James stood and looked in at the window, and saw her sorting and arranging the family mending, busy over piles of stockings and shirts, while on the table beside her lay her open Bible, and she was singing to herself, in a low, sweet undertone, one of the favorite minor-keyed melodies of those days:
“O God, our help in ages past,
Our hope for years to come,
Our shelter from the stormy blast
And our eternal home!”
An indescribable feeling, blended of pity and reverence, swelled in his heart as he looked at her and marked the whitening hair, the thin worn little hands so busy with their love work, and thought of all the bearing and forbearing, the waiting, the watching, the long-suffering that had made up her life for so many years.
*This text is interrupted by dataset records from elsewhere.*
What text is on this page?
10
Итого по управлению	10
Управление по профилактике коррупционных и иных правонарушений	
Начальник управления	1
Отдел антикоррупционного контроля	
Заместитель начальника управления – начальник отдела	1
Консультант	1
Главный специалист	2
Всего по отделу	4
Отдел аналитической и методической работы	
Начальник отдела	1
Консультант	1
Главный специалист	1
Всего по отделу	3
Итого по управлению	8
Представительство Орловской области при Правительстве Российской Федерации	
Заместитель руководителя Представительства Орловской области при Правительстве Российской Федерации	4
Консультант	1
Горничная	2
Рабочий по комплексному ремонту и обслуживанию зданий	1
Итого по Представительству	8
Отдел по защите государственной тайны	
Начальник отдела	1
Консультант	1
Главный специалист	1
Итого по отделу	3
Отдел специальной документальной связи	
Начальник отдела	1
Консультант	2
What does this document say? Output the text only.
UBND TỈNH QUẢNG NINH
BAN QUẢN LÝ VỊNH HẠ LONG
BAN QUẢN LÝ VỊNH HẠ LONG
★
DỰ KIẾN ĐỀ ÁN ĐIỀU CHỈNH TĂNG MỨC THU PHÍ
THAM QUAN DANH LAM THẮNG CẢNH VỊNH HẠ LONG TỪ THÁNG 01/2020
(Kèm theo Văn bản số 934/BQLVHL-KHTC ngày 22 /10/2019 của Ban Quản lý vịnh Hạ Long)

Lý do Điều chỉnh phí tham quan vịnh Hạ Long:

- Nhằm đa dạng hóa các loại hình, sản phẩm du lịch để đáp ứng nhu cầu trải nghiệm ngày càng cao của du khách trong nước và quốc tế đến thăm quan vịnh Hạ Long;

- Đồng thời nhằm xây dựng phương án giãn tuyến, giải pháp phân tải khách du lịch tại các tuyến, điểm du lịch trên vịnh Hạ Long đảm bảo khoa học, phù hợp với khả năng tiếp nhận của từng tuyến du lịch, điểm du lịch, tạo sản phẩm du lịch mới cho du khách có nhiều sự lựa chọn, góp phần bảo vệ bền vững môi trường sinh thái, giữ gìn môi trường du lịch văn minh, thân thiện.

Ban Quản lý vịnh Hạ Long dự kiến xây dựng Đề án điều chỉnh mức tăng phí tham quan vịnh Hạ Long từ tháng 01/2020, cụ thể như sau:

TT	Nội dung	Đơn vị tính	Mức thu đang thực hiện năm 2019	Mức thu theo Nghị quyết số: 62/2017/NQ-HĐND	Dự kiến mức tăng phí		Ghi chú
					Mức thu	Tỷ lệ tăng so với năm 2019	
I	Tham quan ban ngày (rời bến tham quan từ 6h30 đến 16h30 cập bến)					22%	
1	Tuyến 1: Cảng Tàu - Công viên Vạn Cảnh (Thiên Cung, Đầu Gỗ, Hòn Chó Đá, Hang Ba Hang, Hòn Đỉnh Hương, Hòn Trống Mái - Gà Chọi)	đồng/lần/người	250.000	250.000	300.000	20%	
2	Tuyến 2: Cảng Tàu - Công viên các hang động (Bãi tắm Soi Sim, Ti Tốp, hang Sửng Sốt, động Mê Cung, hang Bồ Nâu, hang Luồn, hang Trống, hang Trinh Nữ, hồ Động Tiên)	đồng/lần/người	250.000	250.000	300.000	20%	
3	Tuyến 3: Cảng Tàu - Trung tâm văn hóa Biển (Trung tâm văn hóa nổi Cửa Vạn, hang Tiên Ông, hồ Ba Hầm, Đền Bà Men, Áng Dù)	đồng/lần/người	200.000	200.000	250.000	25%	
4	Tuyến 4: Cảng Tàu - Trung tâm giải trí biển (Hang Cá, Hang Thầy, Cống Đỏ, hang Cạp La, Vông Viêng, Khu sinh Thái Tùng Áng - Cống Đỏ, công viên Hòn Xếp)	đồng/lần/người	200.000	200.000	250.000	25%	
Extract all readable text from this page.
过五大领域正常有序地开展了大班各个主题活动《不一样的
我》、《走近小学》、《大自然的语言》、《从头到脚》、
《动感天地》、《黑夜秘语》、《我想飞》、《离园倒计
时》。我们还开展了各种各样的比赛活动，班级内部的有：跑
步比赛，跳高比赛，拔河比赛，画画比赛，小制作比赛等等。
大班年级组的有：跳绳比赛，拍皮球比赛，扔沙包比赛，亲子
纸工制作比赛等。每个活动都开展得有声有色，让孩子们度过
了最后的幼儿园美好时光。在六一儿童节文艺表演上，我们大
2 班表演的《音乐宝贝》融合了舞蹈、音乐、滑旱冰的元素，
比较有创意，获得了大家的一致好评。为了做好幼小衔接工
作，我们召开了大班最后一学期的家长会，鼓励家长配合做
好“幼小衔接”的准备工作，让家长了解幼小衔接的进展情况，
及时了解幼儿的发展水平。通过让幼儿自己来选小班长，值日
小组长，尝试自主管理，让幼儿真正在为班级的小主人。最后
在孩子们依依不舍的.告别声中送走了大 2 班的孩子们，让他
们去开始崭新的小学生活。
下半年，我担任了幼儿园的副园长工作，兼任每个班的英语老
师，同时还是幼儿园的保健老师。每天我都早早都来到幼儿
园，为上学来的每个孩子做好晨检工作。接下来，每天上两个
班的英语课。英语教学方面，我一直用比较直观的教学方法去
The very look of exquisite calm and resolved strength in her patient eyes and in the gentle lines of her face had something that seemed to him sad and awful–as the purely spiritual always looks to the more animal nature. With his blood bounding and tingling in his veins, his strong arms pulsating with life, and his heart full of a man’s vigor and resolve, his mother’s life seemed to him to be one of weariness and drudgery, of constant, unceasing self-abnegation. Calm he knew she was, always sustained, never faltering; but her victory was one which, like the spiritual sweetness in the face of the dying, had something of sadness for the living heart.